Brad Pitt wasn't necessarily Annaud's first choice to play Heinrich Harrer, the real-life Austrian mountaineer who set off to climb a Himalayan peak and ended up escaping from a British prisoner-of-war camp and meeting the young Dalai Lama-and being spiritually transformed to boot. But Pitt "charmed me and seduced me," says Annaud. "I think Brad badly wanted to have this experience."

Some experience. Pitt and Thewlis, who plays Harrer's climbing partner, Peter Aufschnaiter, spent two weeks in Austria and Italy for intensive mountain-climbing practice before filming. Unable to shoot in India, as he'd hoped, Annaud and his team moved 200 handpicked Tibetans-100 monks and 100 laypeople-and dozens of yaks to a small town at the foot of the Andes in Argentina, where the film crew recreated a Himalayan village.

"Working with the monks every day was extraordinary," says Thewlis. "If you found yourself with a grudge against someone, you looked twice at your motives-without even realizing it." But not even Buddhist serenity was enough to fend off the fan hysteria inspired by Pitt. Annaud recalls "with terror" their first night in the tiny, remote village of Uspallata, when "zillions of little girls" who had persuaded their parents to drive them miles in search of Pitt descended on the town. "It was embarrassing for him." Says Annaud. "He wanted to play this very conflicted, internal role and here were all these little girls wanting his body." The producers were forced to spend $60,000 to build a 12-foot-high barbed-wire fence around the barracks where Pitt slept.

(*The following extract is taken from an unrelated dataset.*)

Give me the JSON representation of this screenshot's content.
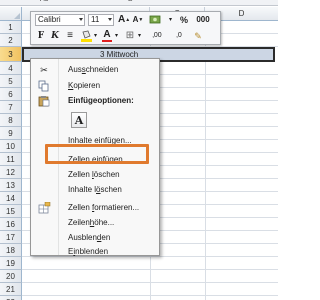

Wong, who plays a Tibetan courtier in the film, remembers a girl who approached him in the village's only restaurant, saying she had come 200 miles to meet Pitt. Wong later saw her sneaking onto an even more remote location in the guise of delivering ice cream. "It was like on I Love Lucy when Lucy went to Hollywood and wanted to see William Holden," the actor marvels. Despite such intruders, Annaud, Thewlis, and Wong say that making the movie had a powerful emotional effect on them—and on Pit as well. "After a day of shooting, the monks would ask us to do some prayers for the set or for the Dalai Lama's birthday, and we would all stand with them and sing," says Annaud. "Brad was very often in tears."